In plasma samples obtained in 150 stable HD patients (92 men) aged 40-70 years, levels of sclerostin, fibroblast growth factor (cFGF23), osteocalcin, the N-terminal propeptide of type I procollagen, C-terminal telopeptide of the alpha chain of type I collagen (β-CTx), and inflammatory markers (IL-6 and TNF-α) in addition to routine parameters (calcium, phosphorus, parathyroid hormone-iPTH, 25-OH-D, alkaline phosphatase) were measured.
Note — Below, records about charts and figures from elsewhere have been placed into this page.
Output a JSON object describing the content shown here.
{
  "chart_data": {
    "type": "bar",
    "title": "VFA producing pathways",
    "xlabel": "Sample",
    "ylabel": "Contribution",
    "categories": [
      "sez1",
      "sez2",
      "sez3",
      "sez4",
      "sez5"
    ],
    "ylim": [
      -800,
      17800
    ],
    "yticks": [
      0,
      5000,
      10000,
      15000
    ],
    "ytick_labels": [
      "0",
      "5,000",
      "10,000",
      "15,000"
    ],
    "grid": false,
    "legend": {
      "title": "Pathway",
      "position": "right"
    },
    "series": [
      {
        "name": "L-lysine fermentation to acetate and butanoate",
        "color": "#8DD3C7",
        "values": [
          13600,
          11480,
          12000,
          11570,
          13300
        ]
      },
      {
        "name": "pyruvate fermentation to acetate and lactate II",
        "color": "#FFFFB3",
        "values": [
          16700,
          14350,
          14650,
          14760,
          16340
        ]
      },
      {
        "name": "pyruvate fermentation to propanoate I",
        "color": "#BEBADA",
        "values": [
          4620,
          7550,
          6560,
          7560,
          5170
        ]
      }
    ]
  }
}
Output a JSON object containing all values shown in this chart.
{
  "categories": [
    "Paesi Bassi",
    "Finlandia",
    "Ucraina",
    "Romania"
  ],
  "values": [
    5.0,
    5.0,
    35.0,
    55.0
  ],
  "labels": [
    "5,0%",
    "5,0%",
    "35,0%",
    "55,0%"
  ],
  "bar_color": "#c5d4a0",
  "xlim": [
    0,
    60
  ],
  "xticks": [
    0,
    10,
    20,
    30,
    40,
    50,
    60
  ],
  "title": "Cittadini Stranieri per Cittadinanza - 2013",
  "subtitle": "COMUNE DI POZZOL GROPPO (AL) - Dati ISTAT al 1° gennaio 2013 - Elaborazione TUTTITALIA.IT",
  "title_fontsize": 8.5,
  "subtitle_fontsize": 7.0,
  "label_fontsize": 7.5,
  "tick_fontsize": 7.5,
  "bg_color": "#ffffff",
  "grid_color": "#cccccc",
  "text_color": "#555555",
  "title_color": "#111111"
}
Plasma sclerostin concentrations were significantly higher in HD men than women (2.61 vs. 1.88 ng/mL, p < 0.01). Patients with sclerostin levels above median were characterized by lower iPTH and IL-6, but higher cFGF23 and TNF-α (significantly only in men) concentrations. Plasma sclerostin concentration positively correlated with serum 25-OH-D (τ = 0.204), phosphorus (τ = 0.1482), and TNF-α (τ = 0.183) and inversely with iPTH (τ = - 0.255), alkaline phosphatase (τ = - 0.203), IL-6 (τ =- 0.201), and β-CTx (τ = - 0.099) levels. In multivariate regression analysis, variability of sclerostin levels was explained by sex and 25-OH-D and phosphorus levels.
Increased circulating sclerostin levels seem to reflect slower bone turnover in HD patients. Low levels of sclerostin are associated with vitamin D deficiency and good phosphates alignment.